The cabinet also decided to curb movements within nationwide districts, according to a cabinet communique issued by the Office of the Prime Minister.
The curfew hours have been extended by two more hours to run from 7 pm to 4 am, according to the communique.
Italy will lift a requirement that people wear face masks outdoors from June 28, the government said late on Monday, as COVID-19 cases and hospitalizations decline.
The wearing of masks will still be required in indoor public areas.
The decision will be effective from next Monday when the whole nation is expected to be a COVID-19 white zone, the lowest risk level in Italy's four-tier colour-coded system to calibrate curbs in its 20 regions.

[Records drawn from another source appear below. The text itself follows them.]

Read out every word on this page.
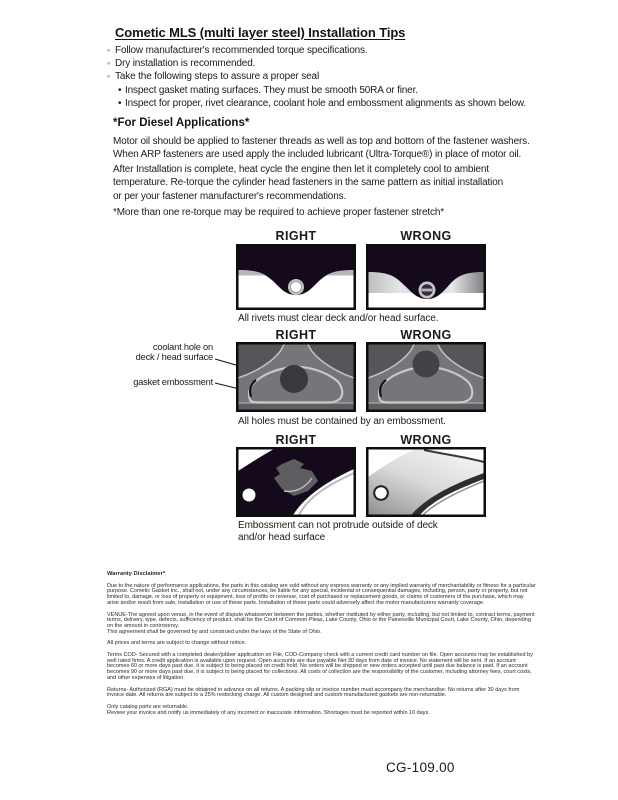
Cometic MLS (multi layer steel) Installation Tips
◦ Follow manufacturer's recommended torque specifications.
◦ Dry installation is recommended.
◦ Take the following steps to assure a proper seal
• Inspect gasket mating surfaces. They must be smooth 50RA or finer.
• Inspect for proper, rivet clearance, coolant hole and embossment alignments as shown below.
*For Diesel Applications*
Motor oil should be applied to fastener threads as well as top and bottom of the fastener washers.
When ARP fasteners are used apply the included lubricant (Ultra-Torque®) in place of motor oil.
After Installation is complete, heat cycle the engine then let it completely cool to ambient
temperature. Re-torque the cylinder head fasteners in the same pattern as initial installation
or per your fastener manufacturer's recommendations.
*More than one re-torque may be required to achieve proper fastener stretch*
RIGHT	WRONG
All rivets must clear deck and/or head surface.
RIGHT	WRONG
coolant hole on
deck / head surface
gasket embossment
All holes must be contained by an embossment.
RIGHT	WRONG
Embossment can not protrude outside of deck
and/or head surface
Warranty Disclaimer*

Due to the nature of performance applications, the parts in this catalog are sold without any express warranty or any implied warranty of merchantability or fitness for a particular purpose. Cometic Gasket Inc., shall not, under any circumstances, be liable for any special, incidental or consequential damages, including, person, party or property, but not limited to, damage, or loss of property or equipment, loss of profits or revenue, cost of purchased or replacement goods, or claims of customers of the purchase, which may arise and/or result from sale, installation or use of these parts. Installation of these parts could adversely affect the motor manufacturers warranty coverage.

VENUE-The agreed upon venue, in the event of dispute whatsoever between the parties, whether instituted by either party, including, but not limited to, contract terms, payment terms, delivery, type, defects, sufficiency of product, shall be the Court of Common Pleas, Lake County, Ohio or the Painesville Municipal Court, Lake County, Ohio, depending on the amount in controversy.
This agreement shall be governed by and construed under the laws of the State of Ohio.

All prices and terms are subject to change without notice.

Terms COD- Secured with a completed dealer/jobber application on File, COD-Company check with a current credit card number on file. Open accounts may be established by well rated firms. A credit application is available upon request. Open accounts are due payable Net 30 days from date of invoice. No statement will be sent. If an account becomes 60 or more days past due, it is subject to being placed on credit hold. No orders will be shipped or new orders accepted until past due balance is paid. If an account becomes 90 or more days past due, it is subject to being placed for collections. All costs of collection are the responsibility of the customer, including attorney fees, court costs, and other expenses of litigation.

Returns- Authorized (RGA) must be obtained in advance on all returns. A packing slip or invoice number must accompany the merchandise. No returns after 30 days from invoice date. All returns are subject to a 25% restocking charge. All custom designed and custom manufactured gaskets are non-returnable.

Only catalog parts are returnable.
Review your invoice and notify us immediately of any incorrect or inaccurate information. Shortages must be reported within 10 days.

CG-109.00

Meanwhile, Italy will reopen clubs and discos by early July, setting a date as soon as this week, Health Undersecretary Andrea Costa said in an interview with RTL 102.5 radio.
Italy reported 495 new coronavirus cases and another 21 deaths on Monday, taking the tally to 4.25 million with 127,291 fatalities, according to the health ministry.
Patients in hospital with COVID-19 - not including those in intensive care - stood at 2,390 on Monday, down from 2,444 a day earlier.
The European Union (EU) has decided to take up an option under a supply contract with drugmaker Moderna that allows the bloc to order 150 million additional COVID-19 vaccines produced by the US biotech firm, the EU Commission said on Tuesday.
The doses will be delivered next year, the EU executive said in a statement. The additional shots are part of a contract for 300 million doses, of which half have already been ordered by the 27-nation bloc.